Kedua, pendapat Yusuf Qardhawi dalam Fatawa Mu’ashirah
Hukum mengonsumsi obat penunda haid boleh Sebagaimana penjelasan Yusuf Qardhawi dalam kitab Fatawa Mu’ashirah halaman 550 berikut,
وأنا أفضل شخصيا أن تصير الأمور على الطبيعة وعلى الفطرة، فما دام هذا الحيض أمرا طبيعيا فطريا فليبق كما هو على الطبيعة التي جعلها الله عز وجل، ولكن إذا كان هناك نوع من الحبوب والأدوية تعاطيها بعض النساء لتأجيل الحيض كما هو معروف من حبوب منع الحمل، وأرادت بعض النساء أن يتناولن هذه الحبوب لتأخير العادة عن موعدها حتى لا تفطر بعض أيام رمضان، فهذا لابأس به بشرط أن تتأكد من عدم إقرارها بها، وذلك باستشارة أهل الذكر، وأهل الخبرة، والطبيب حتى لا تتضرر من تناول هذه الحبوب. فإذا تأكد لها ذلك وتناولت هذه الحبوب وتأثرت العادة صامت، فإن صيامها مقبول إن شاء الله
Artinya : “Pada dasarnya, saya pribadi tetap mengutamakan sesuatu berjalan sesuai dengan kodrat dan fitrahnya. Begitu juga dengan haid atau datang bulan, yang seharusnya tetap didasarkan pada sebuah kebiasaan yang sudah menjadi kodrat dan fitrah kaum perempuan yang dititipkan oleh Allah Swt semenjak masa baligh hingga masa menopause-nya.
Akan tetapi, seiring dengan perkembangan, produksilah sebuah pil atau obat yang mana ketika dikonsumsi dapat menunda dan mengatur siklus haid bagi perempuan serta juga dapat menunda kehamilan.
Bagi saya, perempuan yang mengkonsumsi obat ini dengan tujuan agar puasanya sempurna di bulan Ramadhan diperbolehkan asalkan obat ini tidak membahayakan menurut saran dokter.

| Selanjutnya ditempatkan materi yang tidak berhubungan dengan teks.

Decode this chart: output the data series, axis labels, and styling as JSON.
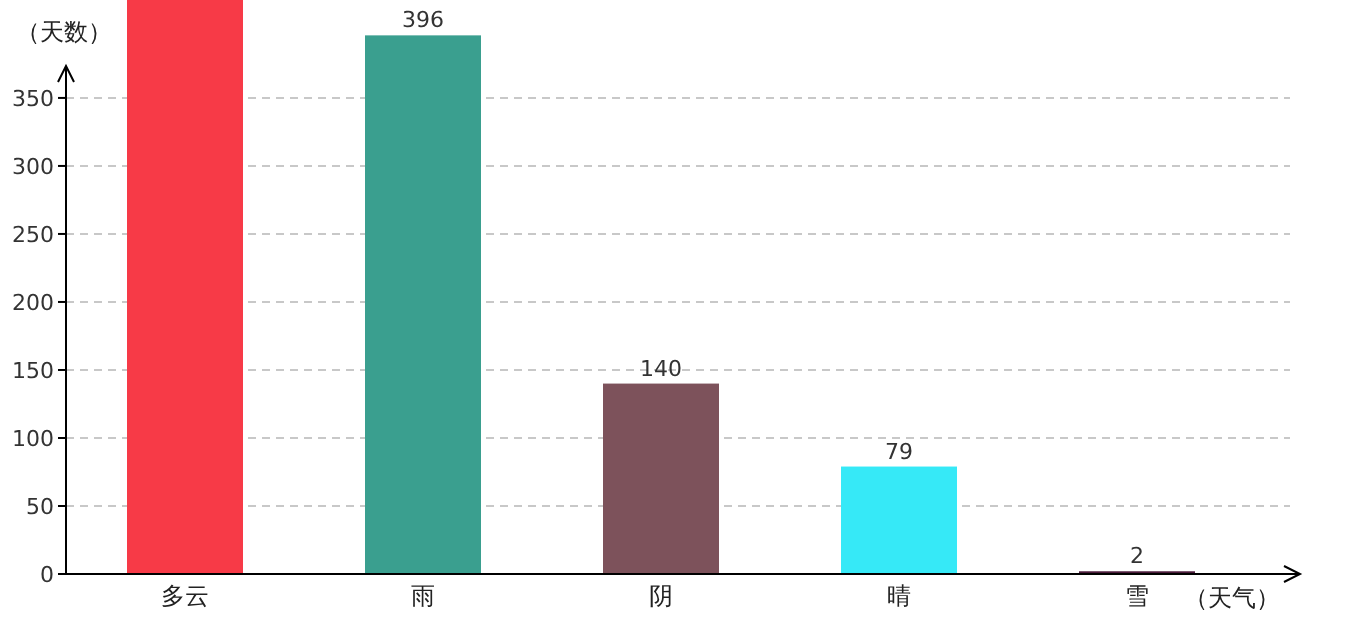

Selanjutnya hukum puasanya tetap dikatakan sah dan diterima oleh Allah Swt.”
Dari keterangan di atas dapat disimpulkan bahwa perempuan boleh mengonsumipil penunda haid dengan syarat tidak membahayakan. Meskipun yang disinggung adalah saat bulan Ramadhan, penulis kira itu juga berlaku saat haji. Puasa Ramadhan saja yang hanya datang sekali dalam setahun membolehkan perempuan untuk mengonsumsi pil penunda haid agar bisa puasa sebulan penuh. Apalagi haji yang jarang dilakukan dan seseorang hanya memiliki kesempatan satu kali seumur hidupnya.

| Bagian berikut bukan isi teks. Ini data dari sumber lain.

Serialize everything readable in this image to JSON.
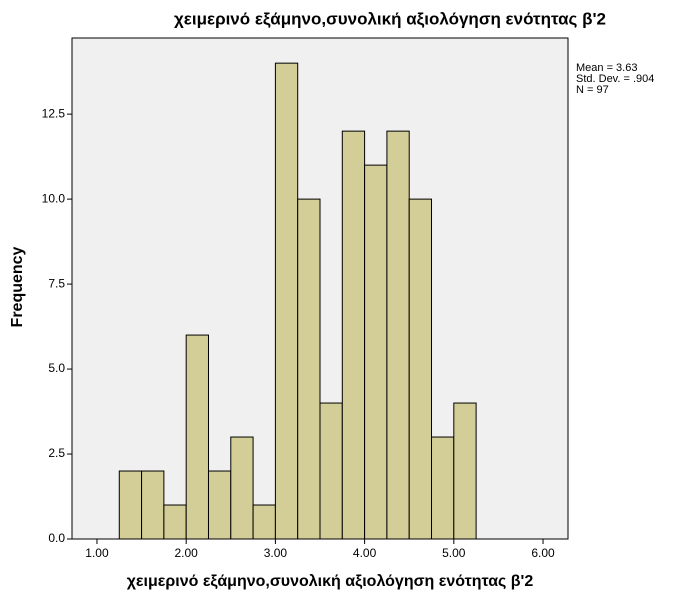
{
  "chart_data": {
    "type": "histogram",
    "title": "χειμερινό εξάμηνο,συνολική αξιολόγηση ενότητας β'2",
    "x_label": "χειμερινό εξάμηνο,συνολική αξιολόγηση ενότητας β'2",
    "y_label": "Frequency",
    "annotations": [
      "Mean = 3.63",
      "Std. Dev. = .904",
      "N = 97"
    ],
    "bins": [
      1.25,
      1.5,
      1.75,
      2.0,
      2.25,
      2.5,
      2.75,
      3.0,
      3.25,
      3.5,
      3.75,
      4.0,
      4.25,
      4.5,
      4.75,
      5.0,
      5.25
    ],
    "values": [
      2,
      2,
      1,
      6,
      2,
      3,
      1,
      14,
      10,
      4,
      12,
      11,
      12,
      10,
      3,
      4
    ],
    "color": "#d3ce97",
    "xlim": [
      0.72,
      6.28
    ],
    "ylim": [
      0,
      14.74
    ],
    "xticks": [
      {
        "value": 1,
        "label": "1.00"
      },
      {
        "value": 2,
        "label": "2.00"
      },
      {
        "value": 3,
        "label": "3.00"
      },
      {
        "value": 4,
        "label": "4.00"
      },
      {
        "value": 5,
        "label": "5.00"
      },
      {
        "value": 6,
        "label": "6.00"
      }
    ],
    "yticks": [
      {
        "value": 0,
        "label": "0.0"
      },
      {
        "value": 2.5,
        "label": "2.5"
      },
      {
        "value": 5,
        "label": "5.0"
      },
      {
        "value": 7.5,
        "label": "7.5"
      },
      {
        "value": 10,
        "label": "10.0"
      },
      {
        "value": 12.5,
        "label": "12.5"
      }
    ]
  }
}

Ketiga, pendapat Abdurrahman bin Muhammad Ba’lawi dalam Ghayah Talkhish al-Murad min Fatawa Ibn Ziyad
وَفِي فَتَاوَى الْقِمَاطِ مَا حَاصِلُهُ جَوَازُ اسْتِعْمَالِ الدَّوَاءِ لِمَنْعِ الْحَيْضِ
Artinya: “Dan kesimpulan dalam Fatawa al-Qimath adalah boleh menggunakan obat-obatan untuk mencegah haid.”
Keempat, pendapat Muhammad Ali al-Maliki dalam Qurrah al-‘Ain fi Fatawa al-Haramain
مَسْأَلَةٌ: إِذَا اسْتَعْمَلَتِ الْمَرْأَةُ دَوَاءً لِمَنْعِ دَمِ الْحَيْضِ أَوْ تَقْلِيْلِهِ فَإِنَّهُ يُكْرَهُ مَا لَمْ يَلْزَمْ عَلَيْهِ قَطْعُ النَّسْلِ أَوْ قِلَّتُهِ وإلا فحرام
Artinya: “Jika wanita menggunakan obat untuk mencegah haid atau menundanya, maka hukumnya makruh bila tidak menyebabkan terputusnya keturunan atau menundanya. Jika tidak, maka haram.”

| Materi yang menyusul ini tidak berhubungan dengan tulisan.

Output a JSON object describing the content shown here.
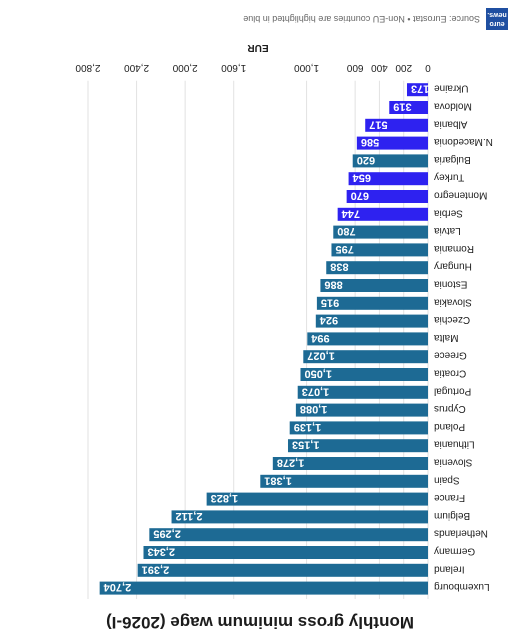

Itulah beberapa pendapat tentang hukum mengonsumi obat penunda haid menurut beberapa ulama Islam dan Majelis Ulama Indonesia. Pendapat tersebut memiliki garis benang merah yang sama bahwa mengonsumi obat penunda haid boleh, dengan catatan tidak membahayakan.